[rfoo]

Except we don't live in the past decade anymore. Even though people are still sometimes reluctant to updates ("it only made my device slow!"), We made significant progress on patch distribution.

In the past a bug in the SMS stack could be mass exploited and still not getting fixed anytime soon. Not anymore. These bugs cost $10k~$100k now and once you mass-exploit it, they are gone.

[IncRnd]

> Except we don't live in the past decade anymore.

You do know that is a terible attitude for a real-world security posture meant to protect non-theoretical people's property and information against actual exploits?

> In the past a bug in the SMS stack could be mass exploited and still not getting fixed anytime soon. Not anymore.

While you may wish for patches to always take care of exploits before any phones are compromised, that's not much more than wishful thinking. You assume that all 0day exploits are both known and fixed immediately.
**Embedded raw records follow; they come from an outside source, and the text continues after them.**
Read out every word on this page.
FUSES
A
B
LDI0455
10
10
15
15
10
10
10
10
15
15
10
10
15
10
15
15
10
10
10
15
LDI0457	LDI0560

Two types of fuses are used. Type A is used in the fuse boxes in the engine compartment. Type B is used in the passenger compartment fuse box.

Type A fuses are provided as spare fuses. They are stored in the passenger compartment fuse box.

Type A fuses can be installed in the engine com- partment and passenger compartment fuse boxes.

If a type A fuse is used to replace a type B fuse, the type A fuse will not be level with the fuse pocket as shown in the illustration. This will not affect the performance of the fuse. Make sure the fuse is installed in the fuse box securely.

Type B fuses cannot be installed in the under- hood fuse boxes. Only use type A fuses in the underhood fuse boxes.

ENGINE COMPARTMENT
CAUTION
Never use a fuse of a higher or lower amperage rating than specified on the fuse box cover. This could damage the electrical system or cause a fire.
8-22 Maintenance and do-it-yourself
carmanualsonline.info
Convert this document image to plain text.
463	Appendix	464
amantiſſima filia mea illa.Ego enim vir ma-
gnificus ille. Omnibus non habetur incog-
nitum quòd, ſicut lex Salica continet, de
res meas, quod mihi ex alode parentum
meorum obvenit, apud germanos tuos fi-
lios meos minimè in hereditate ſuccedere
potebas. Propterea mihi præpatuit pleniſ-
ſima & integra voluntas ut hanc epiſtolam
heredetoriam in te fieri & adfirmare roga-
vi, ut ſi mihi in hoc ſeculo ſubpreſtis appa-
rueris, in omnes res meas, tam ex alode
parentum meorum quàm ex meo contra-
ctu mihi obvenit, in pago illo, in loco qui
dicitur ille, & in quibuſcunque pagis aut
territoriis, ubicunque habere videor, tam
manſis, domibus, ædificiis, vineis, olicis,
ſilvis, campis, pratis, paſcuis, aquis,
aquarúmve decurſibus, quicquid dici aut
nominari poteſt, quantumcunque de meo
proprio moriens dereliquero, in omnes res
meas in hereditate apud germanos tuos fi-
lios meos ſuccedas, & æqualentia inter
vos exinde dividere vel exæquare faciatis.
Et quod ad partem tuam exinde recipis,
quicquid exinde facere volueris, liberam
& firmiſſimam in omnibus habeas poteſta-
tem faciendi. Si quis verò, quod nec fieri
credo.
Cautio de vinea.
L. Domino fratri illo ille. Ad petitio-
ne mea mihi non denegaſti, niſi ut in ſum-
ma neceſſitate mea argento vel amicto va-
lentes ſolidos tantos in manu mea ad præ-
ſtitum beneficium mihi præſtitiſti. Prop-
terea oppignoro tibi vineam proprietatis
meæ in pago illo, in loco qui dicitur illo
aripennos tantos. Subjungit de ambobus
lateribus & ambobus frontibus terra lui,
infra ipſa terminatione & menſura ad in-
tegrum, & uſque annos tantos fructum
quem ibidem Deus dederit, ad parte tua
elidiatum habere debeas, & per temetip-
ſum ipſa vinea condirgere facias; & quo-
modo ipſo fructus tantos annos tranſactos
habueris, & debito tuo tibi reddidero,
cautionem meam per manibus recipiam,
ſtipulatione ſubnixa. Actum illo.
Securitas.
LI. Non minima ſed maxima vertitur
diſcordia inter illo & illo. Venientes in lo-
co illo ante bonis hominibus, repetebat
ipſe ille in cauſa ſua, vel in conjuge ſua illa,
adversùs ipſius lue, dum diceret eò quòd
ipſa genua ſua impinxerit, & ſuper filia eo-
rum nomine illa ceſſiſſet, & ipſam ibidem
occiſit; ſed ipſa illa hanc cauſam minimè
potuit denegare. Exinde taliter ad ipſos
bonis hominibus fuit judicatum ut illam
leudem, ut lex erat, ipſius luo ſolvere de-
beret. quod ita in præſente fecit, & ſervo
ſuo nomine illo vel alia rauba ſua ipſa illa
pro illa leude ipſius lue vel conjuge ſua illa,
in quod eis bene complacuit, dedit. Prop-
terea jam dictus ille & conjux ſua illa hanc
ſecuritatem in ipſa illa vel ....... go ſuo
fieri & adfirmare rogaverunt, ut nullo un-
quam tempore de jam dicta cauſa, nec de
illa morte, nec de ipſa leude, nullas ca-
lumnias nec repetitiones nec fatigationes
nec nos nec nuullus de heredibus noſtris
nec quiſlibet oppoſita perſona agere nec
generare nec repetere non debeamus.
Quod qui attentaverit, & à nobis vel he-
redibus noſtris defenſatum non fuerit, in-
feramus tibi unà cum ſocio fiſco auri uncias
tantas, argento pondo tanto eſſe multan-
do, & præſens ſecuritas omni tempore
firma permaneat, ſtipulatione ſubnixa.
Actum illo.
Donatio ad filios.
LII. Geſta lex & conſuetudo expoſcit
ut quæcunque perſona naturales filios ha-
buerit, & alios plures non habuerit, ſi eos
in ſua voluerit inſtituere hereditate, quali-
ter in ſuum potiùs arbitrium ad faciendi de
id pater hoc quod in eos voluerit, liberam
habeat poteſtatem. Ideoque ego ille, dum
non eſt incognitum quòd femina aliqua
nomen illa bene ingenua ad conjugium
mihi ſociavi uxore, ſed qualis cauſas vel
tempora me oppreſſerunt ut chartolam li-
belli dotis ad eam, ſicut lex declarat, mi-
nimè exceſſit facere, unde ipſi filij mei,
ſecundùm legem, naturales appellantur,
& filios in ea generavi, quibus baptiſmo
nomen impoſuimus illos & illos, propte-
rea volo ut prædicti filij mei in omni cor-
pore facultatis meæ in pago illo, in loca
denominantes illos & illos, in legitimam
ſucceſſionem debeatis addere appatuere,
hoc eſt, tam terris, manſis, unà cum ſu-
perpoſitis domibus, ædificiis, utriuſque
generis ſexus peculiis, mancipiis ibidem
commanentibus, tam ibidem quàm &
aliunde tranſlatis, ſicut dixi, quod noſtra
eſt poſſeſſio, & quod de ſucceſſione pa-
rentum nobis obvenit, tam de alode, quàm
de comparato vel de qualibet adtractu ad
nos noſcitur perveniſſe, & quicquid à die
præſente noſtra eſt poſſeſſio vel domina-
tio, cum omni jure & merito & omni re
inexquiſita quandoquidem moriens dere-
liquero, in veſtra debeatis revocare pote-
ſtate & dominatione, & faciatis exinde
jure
That is 100% false.

[onion2k]

once you mass-exploit it, they are gone

That is only true of exploits that have obvious and visible impacts, right? If an attacker found an exploit and used it to put a rootkit on millions of phones, but did nothing with that rootkit and it had no outward markers, would anyone know?

[rvnx]

Yes, probably the backdoors that security companies implement on the phones to exfiltrate and sell data would reveal that.

[thfuran]

I wonder whether even as many as half of android phones are less than, say, six months behind on security updates. They're often quite slow in releasing for any given model, and that's while the phone even gets updates.